Конечно, получив такое признание, Вернадский испытывает сильнейшее желание немедленно броситься в Териоки и явиться на дачу к сенатору Старицкому прямо как есть: в высоких сапогах и альмавиве. Но приличия сдерживают его. Экскурсию он быстренько сворачивает, спешит в Петербург, чтобы устроить себе приличный костюм, и в нетерпении мчится в Териоки.
По всей видимости, совсем иной, более сердечной и откровенной стала их встреча, подготовленная письмами, где он так щедро открыл ей всю свою душу.
У них было всего несколько часов. Они гуляли по берегу залива, а возвращаясь, отбивались от коров, что вызывало прилив веселости. То был самый важный миг их жизни. Они стали не просто рядом, но заодно.
Вернадский получил согласие на брак. Произошло это 20 июня 1886 года.
Но он снова вынужден уезжать, на этот раз в Тамбовскую губернию, в Вернадовку, чтобы вступить во владение имением.
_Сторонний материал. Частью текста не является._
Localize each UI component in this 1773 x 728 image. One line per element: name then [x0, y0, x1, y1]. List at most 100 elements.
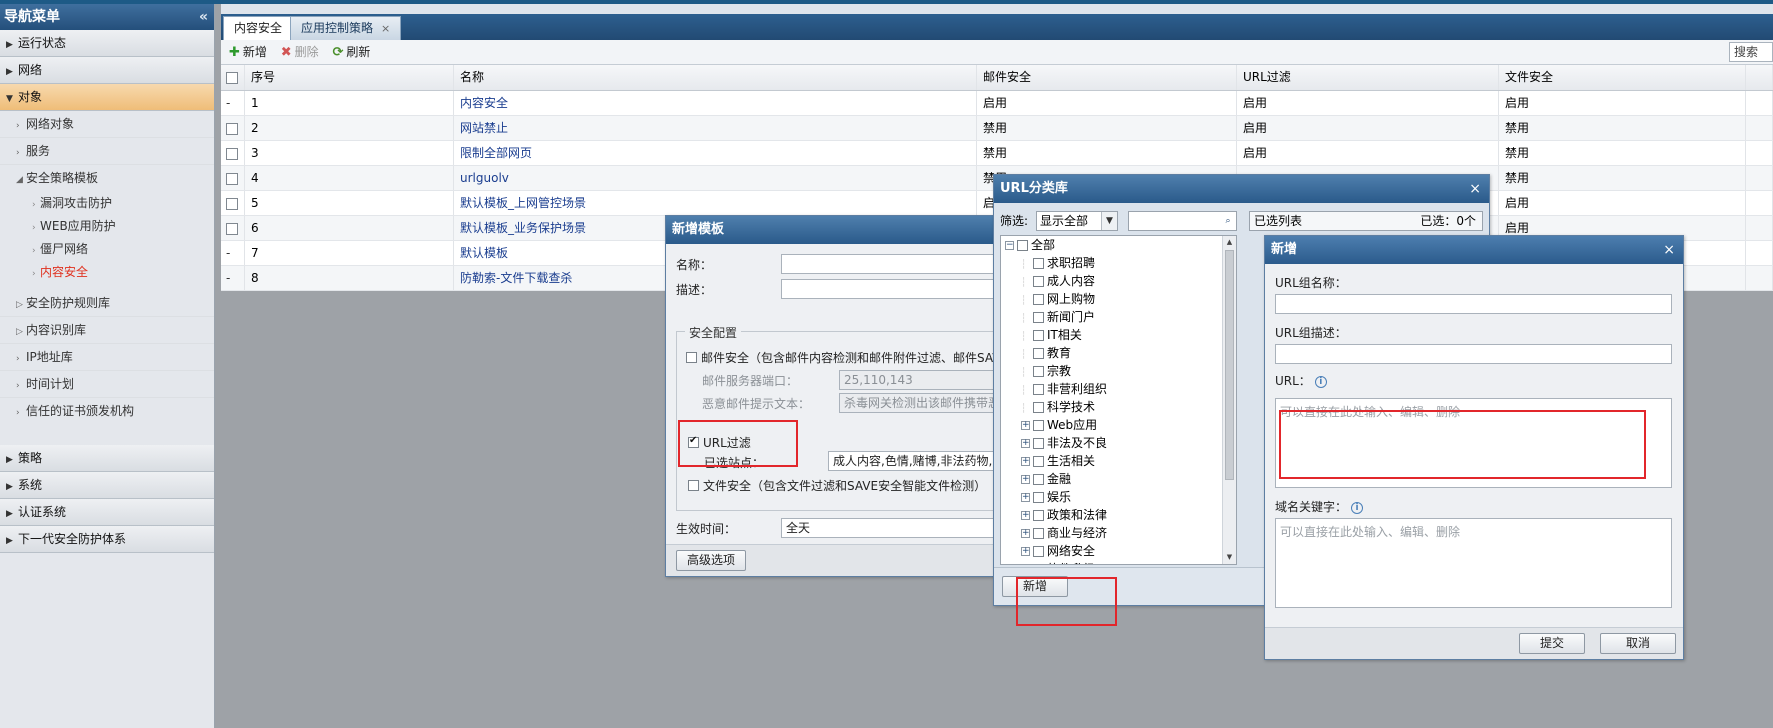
row-select-cell[interactable]: -: [221, 91, 245, 115]
collapse-icon[interactable]: −: [1005, 241, 1014, 250]
category-search-input[interactable]: ⌕: [1128, 211, 1237, 231]
row-checkbox[interactable]: [226, 147, 238, 160]
select-all-checkbox[interactable]: [226, 71, 238, 84]
expand-icon[interactable]: +: [1021, 493, 1030, 502]
advanced-options-button[interactable]: 高级选项: [676, 550, 747, 571]
expand-icon[interactable]: +: [1021, 511, 1030, 520]
info-icon[interactable]: i: [1314, 375, 1327, 388]
tree-checkbox[interactable]: [1033, 366, 1044, 377]
column-header[interactable]: 名称: [454, 65, 977, 90]
row-checkbox[interactable]: [226, 122, 238, 135]
tree-checkbox[interactable]: [1033, 420, 1044, 431]
row-name-text[interactable]: 内容安全: [460, 96, 508, 110]
sidebar-sub-ip-db[interactable]: › IP地址库: [0, 344, 214, 371]
sidebar-sub-network-objects[interactable]: › 网络对象: [0, 111, 214, 138]
refresh-button[interactable]: ⟳ 刷新: [333, 40, 371, 65]
mail-security-checkbox[interactable]: [686, 352, 697, 363]
row-checkbox[interactable]: [226, 172, 238, 185]
close-icon[interactable]: ×: [1663, 236, 1675, 264]
tree-checkbox[interactable]: [1033, 384, 1044, 395]
select-all-cell[interactable]: [221, 65, 245, 90]
tree-checkbox[interactable]: [1033, 294, 1044, 305]
tree-checkbox[interactable]: [1033, 402, 1044, 413]
row-name-text[interactable]: 默认模板_上网管控场景: [460, 196, 586, 210]
row-name[interactable]: 限制全部网页: [454, 141, 977, 165]
tree-checkbox[interactable]: [1033, 258, 1044, 269]
url-filter-checkbox[interactable]: [688, 435, 699, 448]
search-icon[interactable]: ⌕: [1220, 212, 1236, 230]
file-security-checkbox[interactable]: [688, 480, 699, 491]
row-select-cell[interactable]: -: [221, 266, 245, 290]
sidebar-item-objects[interactable]: ▼ 对象: [0, 84, 214, 111]
tree-checkbox[interactable]: [1033, 330, 1044, 341]
sidebar-sub2-exploit[interactable]: › 漏洞攻击防护: [0, 192, 214, 215]
tree-item[interactable]: ┆ IT相关: [1001, 326, 1236, 344]
effective-time-select[interactable]: 全天: [781, 518, 1011, 538]
column-header[interactable]: 序号: [245, 65, 454, 90]
tree-checkbox[interactable]: [1033, 564, 1044, 565]
close-icon[interactable]: ×: [1469, 175, 1481, 203]
tree-item[interactable]: ┆ 求职招聘: [1001, 254, 1236, 272]
row-checkbox[interactable]: [226, 197, 238, 210]
sidebar-sub-policy-templates[interactable]: ◢ 安全策略模板: [0, 165, 214, 192]
sidebar-sub-content-id[interactable]: ▷ 内容识别库: [0, 317, 214, 344]
mail-port-field[interactable]: 25,110,143: [839, 370, 1009, 390]
tree-item[interactable]: + 金融: [1001, 470, 1236, 488]
tree-item[interactable]: ┆ 网上购物: [1001, 290, 1236, 308]
tree-item[interactable]: ┆ 教育: [1001, 344, 1236, 362]
expand-icon[interactable]: +: [1021, 421, 1030, 430]
collapse-sidebar-icon[interactable]: «: [199, 4, 208, 30]
tree-item[interactable]: + Web应用: [1001, 416, 1236, 434]
sidebar-sub2-botnet[interactable]: › 僵尸网络: [0, 238, 214, 261]
row-name[interactable]: 默认模板_上网管控场景: [454, 191, 977, 215]
sidebar-item-network[interactable]: ▶ 网络: [0, 57, 214, 84]
file-security-option[interactable]: 文件安全（包含文件过滤和SAVE安全智能文件检测）: [688, 477, 986, 494]
delete-button[interactable]: ✖ 删除: [281, 40, 319, 65]
row-select-cell[interactable]: [221, 116, 245, 140]
row-select-cell[interactable]: -: [221, 241, 245, 265]
sidebar-item-auth[interactable]: ▶ 认证系统: [0, 499, 214, 526]
url-textarea[interactable]: 可以直接在此处输入、编辑、删除: [1275, 398, 1672, 488]
tree-item[interactable]: ┆ 宗教: [1001, 362, 1236, 380]
name-field[interactable]: [781, 254, 1011, 274]
scroll-down-icon[interactable]: ▼: [1223, 551, 1236, 564]
tree-item[interactable]: + 商业与经济: [1001, 524, 1236, 542]
column-header[interactable]: URL过滤: [1237, 65, 1499, 90]
submit-button[interactable]: 提交: [1519, 633, 1585, 654]
tree-item[interactable]: ┆ 非营利组织: [1001, 380, 1236, 398]
tree-item[interactable]: − 全部: [1001, 236, 1236, 254]
mail-text-field[interactable]: 杀毒网关检测出该邮件携带恶: [839, 393, 1009, 413]
row-name-text[interactable]: 限制全部网页: [460, 146, 532, 160]
scroll-thumb[interactable]: [1225, 250, 1234, 480]
expand-icon[interactable]: +: [1021, 529, 1030, 538]
expand-icon[interactable]: +: [1021, 475, 1030, 484]
tree-item[interactable]: ┆ 成人内容: [1001, 272, 1236, 290]
sidebar-sub2-content-security[interactable]: › 内容安全: [0, 261, 214, 284]
row-name-text[interactable]: 默认模板_业务保护场景: [460, 221, 586, 235]
tree-checkbox[interactable]: [1033, 492, 1044, 503]
tree-checkbox[interactable]: [1017, 240, 1028, 251]
sidebar-sub-trusted-ca[interactable]: › 信任的证书颁发机构: [0, 398, 214, 425]
sidebar-item-status[interactable]: ▶ 运行状态: [0, 30, 214, 57]
sidebar-sub-schedule[interactable]: › 时间计划: [0, 371, 214, 398]
sidebar-item-policy[interactable]: ▶ 策略: [0, 445, 214, 472]
search-input[interactable]: 搜索: [1729, 42, 1773, 62]
table-row[interactable]: 3 限制全部网页 禁用 启用 禁用: [221, 141, 1773, 166]
tree-item[interactable]: + 政策和法律: [1001, 506, 1236, 524]
row-select-cell[interactable]: [221, 141, 245, 165]
expand-icon[interactable]: +: [1021, 439, 1030, 448]
row-name[interactable]: 内容安全: [454, 91, 977, 115]
tree-item[interactable]: + 娱乐: [1001, 488, 1236, 506]
tree-checkbox[interactable]: [1033, 546, 1044, 557]
scroll-up-icon[interactable]: ▲: [1223, 236, 1236, 249]
tree-item[interactable]: + 网络安全: [1001, 542, 1236, 560]
cancel-button[interactable]: 取消: [1600, 633, 1676, 654]
tree-checkbox[interactable]: [1033, 528, 1044, 539]
row-checkbox[interactable]: [226, 222, 238, 235]
tree-checkbox[interactable]: [1033, 474, 1044, 485]
desc-field[interactable]: [781, 279, 1011, 299]
tree-checkbox[interactable]: [1033, 312, 1044, 323]
close-tab-icon[interactable]: ×: [381, 22, 390, 35]
tree-checkbox[interactable]: [1033, 438, 1044, 449]
sidebar-sub-services[interactable]: › 服务: [0, 138, 214, 165]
Уже 22 июня он на месте, ездит в Тамбов, Моршанск, Липецк, оформляет бумаги, ищет управляющего для имения, возобновляет аренду. И почти каждый день пишет невесте из провинциальных гостиниц и с железнодорожных станций.
Теперь и содержание, и настроение, и тон речей иные. Он перешел на «сердечное ты». Он счастлив не только своим, но и ответным чувством. Он мечтает о совместной жизни, еще не в прозаических деталях, речь идет о жизненном пути. Их разговор касается и «дела», которое обсуждается в братстве. «Значит, непременно, ценное дело, — пишет она. — Чтобы, как Шаховской говорит, “уметь что-нибудь (конечно важное и хорошее) делать” (цитата из «эпохального» письма Дмитрия. — Г. А.) — ремесло, и с другой стороны, чтобы через него в каждом часе и мгновении имелся бы вечный смысл, дающий право жить»8.
Поначалу в братстве было много ригоризма[3], много крайностей опрощения и коммунизации, много невыполнимых моральных требований. Нет общих нравственных правил, которые были бы применимы ко всем сразу, — убеждает он невесту. Личность восстает против регламентации. По форме нравственные правила верны, на деле приносят одни огорчения, если им следовать. «Поэтому, я думаю, — пишет он ей, — что в жизни, желая не только по букве одной, но в самой сути поступать хорошо и справедливо, никак нельзя пользоваться какими-нибудь отвлеченными от места, времени, людей формулами, вроде тех, в каких издавна любили моралисты излагать свои взгляды. Нельзя, например, сказать: надо есть один раз в день, не надо мягкой мебели, и т. д. и т. д. Следуя таким правилам, ты, если ум и сердце твое не спят, очень и очень часто только обманываешь себя, только вызываешь тяжелые минуты раскаяния и муки в бессилии добиться нравственного удовлетворения. Или же такими мерами может притупиться нравственное чувство, может обратиться в ханжество, обрядовый формализм и в крайнем случае дать Тартюфов или Фотиев Спасских[4]. Но оставим пока в стороне эти возможности, эту дорогу вырождения, к какой легко может привести такая мелочность (и почему отчасти я так нападаю на нее), и перейдем к частному, для нас однако, более важному — вопросу об устройстве обстановки и строя нашей будущей жизни»9.